El Plan C se ha consumado, pero gobernar es otra cosa. La Corte da risa (y preocupación). El Congreso es un circo. Y Palacio intenta cuadrar el círculo de la disfuncionalidad de una herencia deficitaria en términos económicos, inoperante en el plano administrativo, y con escándalos de corrupción cada cual más grave que el anterior.
Antes de empezar el segundo piso, el nuevo gobierno repara cimientos. Encima, hay tres piezas sueltas. Se trata de los hijos mayores del intocable líder.
Para saber qué hacer con ellos, el más rudimentario reclutador cuestionaría: conocidos como ya son estos personajes, puede decirse que ¿la sabiduría política se hereda? No necesariamente. ¿El carisma? La pregunta sobra. ¿La conciencia de clase? Depende, ¿de cuál clase estamos hablando?
Tres hijos, tres elefantes en la sala del movimiento.
Si el fundador quiso un partido sin más voz que la suya, y sin más ruta que la trazada por él, dónde quedó el instructivo sobre qué hacer cuando el “no somos iguales” se devalúa porque partido y presidenta han de distraerse al defender a estos Hugo, Paco y Luis.
Durante décadas, Andrés Manuel López Obrador privilegió una sola cosa. Buscar el poder a fin de instalar en el gobierno su visión, mezcla de estatismo con orgullo nacional, modelo de reivindicación de lo popular pringado de nostalgia. Nada le importó salvo eso.
Ahora, el éxito político de AMLO enfrenta una amenaza.
En mayor o menor medida, cada uno de sus tres hijos mayores ocupan la agenda pública y no por buenas razones.

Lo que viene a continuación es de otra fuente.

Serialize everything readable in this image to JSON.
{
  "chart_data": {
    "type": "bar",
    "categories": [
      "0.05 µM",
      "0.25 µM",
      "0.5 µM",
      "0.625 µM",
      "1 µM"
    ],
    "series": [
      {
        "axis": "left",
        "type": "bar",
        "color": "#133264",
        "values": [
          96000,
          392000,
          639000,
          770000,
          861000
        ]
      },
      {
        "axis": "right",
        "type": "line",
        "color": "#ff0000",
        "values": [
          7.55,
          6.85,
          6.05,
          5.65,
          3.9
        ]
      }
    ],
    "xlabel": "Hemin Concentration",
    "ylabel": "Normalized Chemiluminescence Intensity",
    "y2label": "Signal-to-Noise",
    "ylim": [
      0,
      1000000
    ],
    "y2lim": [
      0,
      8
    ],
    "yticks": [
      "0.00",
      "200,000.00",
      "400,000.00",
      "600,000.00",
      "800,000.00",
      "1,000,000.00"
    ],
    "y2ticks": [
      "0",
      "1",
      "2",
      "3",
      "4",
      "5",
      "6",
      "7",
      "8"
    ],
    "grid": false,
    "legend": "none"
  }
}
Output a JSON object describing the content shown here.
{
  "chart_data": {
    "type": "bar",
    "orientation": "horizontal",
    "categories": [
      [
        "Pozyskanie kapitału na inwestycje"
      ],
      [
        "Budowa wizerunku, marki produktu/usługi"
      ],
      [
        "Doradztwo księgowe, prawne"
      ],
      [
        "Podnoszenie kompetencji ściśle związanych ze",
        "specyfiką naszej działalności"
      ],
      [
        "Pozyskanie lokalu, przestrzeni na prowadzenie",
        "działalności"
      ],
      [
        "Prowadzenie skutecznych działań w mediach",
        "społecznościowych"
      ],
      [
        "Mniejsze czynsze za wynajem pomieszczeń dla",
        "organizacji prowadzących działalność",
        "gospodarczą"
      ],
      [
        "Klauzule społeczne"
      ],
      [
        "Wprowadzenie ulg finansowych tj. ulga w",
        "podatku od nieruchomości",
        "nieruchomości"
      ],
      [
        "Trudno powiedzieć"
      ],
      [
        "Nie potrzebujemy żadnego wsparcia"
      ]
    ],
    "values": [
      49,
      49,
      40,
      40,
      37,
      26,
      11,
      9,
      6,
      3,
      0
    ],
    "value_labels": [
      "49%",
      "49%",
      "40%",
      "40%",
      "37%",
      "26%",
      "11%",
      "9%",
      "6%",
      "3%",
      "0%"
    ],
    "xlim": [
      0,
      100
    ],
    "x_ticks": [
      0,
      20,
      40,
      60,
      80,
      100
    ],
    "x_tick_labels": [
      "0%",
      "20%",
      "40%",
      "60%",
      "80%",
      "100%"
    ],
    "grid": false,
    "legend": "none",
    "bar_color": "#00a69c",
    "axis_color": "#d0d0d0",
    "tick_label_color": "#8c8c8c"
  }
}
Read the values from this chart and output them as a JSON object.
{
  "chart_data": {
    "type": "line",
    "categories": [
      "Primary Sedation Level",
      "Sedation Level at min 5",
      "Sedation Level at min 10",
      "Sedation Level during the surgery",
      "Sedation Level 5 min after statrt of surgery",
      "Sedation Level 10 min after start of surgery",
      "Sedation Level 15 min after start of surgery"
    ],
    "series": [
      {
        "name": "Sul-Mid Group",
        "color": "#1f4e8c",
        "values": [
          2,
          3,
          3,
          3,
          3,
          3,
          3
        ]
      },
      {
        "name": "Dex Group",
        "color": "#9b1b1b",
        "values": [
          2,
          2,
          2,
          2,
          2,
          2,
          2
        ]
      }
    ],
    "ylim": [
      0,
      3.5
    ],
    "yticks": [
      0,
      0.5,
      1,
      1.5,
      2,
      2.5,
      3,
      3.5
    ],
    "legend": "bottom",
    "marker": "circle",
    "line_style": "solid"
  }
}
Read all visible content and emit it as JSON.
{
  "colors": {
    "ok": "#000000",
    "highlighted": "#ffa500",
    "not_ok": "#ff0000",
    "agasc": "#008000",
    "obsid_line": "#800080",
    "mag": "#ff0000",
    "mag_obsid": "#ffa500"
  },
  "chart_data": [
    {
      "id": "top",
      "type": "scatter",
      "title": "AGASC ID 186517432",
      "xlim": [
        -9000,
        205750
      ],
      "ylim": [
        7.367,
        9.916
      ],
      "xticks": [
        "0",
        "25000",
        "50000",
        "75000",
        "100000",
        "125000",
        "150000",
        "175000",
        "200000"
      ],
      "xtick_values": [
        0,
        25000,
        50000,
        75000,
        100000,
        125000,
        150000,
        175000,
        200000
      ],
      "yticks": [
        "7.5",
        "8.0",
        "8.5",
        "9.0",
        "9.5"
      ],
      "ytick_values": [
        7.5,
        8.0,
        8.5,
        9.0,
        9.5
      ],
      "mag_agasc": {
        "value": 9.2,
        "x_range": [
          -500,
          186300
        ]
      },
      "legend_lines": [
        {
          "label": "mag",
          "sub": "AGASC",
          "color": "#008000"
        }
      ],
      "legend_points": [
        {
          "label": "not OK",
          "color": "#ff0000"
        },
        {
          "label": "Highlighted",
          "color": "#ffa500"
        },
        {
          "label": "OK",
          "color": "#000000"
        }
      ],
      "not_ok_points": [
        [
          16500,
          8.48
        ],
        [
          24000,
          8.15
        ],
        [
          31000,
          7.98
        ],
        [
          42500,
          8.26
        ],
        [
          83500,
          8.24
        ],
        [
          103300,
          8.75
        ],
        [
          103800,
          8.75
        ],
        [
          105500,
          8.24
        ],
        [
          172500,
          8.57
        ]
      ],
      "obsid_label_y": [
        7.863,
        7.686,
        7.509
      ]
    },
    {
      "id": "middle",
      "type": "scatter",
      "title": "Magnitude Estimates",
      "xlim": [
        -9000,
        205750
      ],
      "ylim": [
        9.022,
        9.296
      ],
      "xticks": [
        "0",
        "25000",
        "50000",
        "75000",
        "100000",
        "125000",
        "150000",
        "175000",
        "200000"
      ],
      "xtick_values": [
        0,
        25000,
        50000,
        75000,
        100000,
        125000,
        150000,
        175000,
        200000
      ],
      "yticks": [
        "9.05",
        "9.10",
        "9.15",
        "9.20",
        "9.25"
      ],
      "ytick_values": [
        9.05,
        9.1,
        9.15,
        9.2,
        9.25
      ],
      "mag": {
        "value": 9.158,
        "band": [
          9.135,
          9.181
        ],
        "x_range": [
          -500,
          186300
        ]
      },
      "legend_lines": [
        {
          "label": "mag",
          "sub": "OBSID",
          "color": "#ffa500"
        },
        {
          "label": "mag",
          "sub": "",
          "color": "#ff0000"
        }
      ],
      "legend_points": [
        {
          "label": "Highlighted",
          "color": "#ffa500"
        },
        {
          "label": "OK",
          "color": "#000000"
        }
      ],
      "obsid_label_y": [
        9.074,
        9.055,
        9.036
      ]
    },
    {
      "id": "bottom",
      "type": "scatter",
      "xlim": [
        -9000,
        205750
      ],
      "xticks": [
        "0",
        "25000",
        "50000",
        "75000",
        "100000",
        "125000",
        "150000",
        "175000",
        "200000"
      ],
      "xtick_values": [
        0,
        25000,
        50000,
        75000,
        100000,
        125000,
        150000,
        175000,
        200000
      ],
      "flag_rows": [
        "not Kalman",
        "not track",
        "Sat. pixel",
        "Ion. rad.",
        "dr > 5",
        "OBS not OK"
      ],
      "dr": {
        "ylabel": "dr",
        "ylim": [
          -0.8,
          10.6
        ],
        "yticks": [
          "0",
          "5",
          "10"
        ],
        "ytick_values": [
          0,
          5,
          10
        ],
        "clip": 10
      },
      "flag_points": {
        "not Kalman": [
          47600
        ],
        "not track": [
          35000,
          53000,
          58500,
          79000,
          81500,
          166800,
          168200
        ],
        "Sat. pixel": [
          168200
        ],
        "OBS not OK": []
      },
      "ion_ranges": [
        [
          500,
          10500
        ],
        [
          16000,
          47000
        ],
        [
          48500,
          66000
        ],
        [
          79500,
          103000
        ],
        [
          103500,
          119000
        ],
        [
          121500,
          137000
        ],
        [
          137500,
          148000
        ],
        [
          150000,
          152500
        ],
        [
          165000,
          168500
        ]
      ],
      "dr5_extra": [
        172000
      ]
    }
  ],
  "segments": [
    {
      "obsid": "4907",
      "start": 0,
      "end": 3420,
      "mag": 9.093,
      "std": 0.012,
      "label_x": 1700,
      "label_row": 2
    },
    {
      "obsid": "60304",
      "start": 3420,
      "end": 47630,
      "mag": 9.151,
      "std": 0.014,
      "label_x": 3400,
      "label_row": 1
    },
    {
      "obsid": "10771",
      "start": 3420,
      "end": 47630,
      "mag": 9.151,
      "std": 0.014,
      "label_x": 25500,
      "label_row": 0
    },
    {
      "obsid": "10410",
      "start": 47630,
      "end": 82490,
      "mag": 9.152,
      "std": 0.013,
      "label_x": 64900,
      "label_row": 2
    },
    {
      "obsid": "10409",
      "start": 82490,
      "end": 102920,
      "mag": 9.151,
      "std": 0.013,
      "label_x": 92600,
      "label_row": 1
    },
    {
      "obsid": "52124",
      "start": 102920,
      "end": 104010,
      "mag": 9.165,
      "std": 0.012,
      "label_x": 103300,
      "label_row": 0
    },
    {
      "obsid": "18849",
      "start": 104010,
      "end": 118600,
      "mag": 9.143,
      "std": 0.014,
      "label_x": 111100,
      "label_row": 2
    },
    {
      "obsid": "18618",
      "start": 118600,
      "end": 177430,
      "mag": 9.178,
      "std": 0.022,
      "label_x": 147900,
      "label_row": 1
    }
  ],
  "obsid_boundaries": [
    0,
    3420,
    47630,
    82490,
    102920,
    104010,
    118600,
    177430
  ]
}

Dos de ellos acusan abiertamente que son víctimas de una persecución de adversarios, cuánto de eso lo creerá la población.
Si el líder pretendía un relevo generacional, y que la de Sheinbaum fuera una presidencia de transición entre su persona y alguno de sus hijos, el experimento cascabelea antes del año. Y esta pugna apenas empieza.
Un expresidente –dicen que dijo Felipe González– es un jarrón chino al que nadie sabe dónde colocar. Siguiendo la metáfora: ¿qué son entonces los hijos de un expresidente que creen que deben ser protagonistas cuando su padre, el expresidente, se ha retirado?
El movimiento era (es) él y su inescrutable voluntad. ¿Qué decidirá ésta para sus hijos mayores?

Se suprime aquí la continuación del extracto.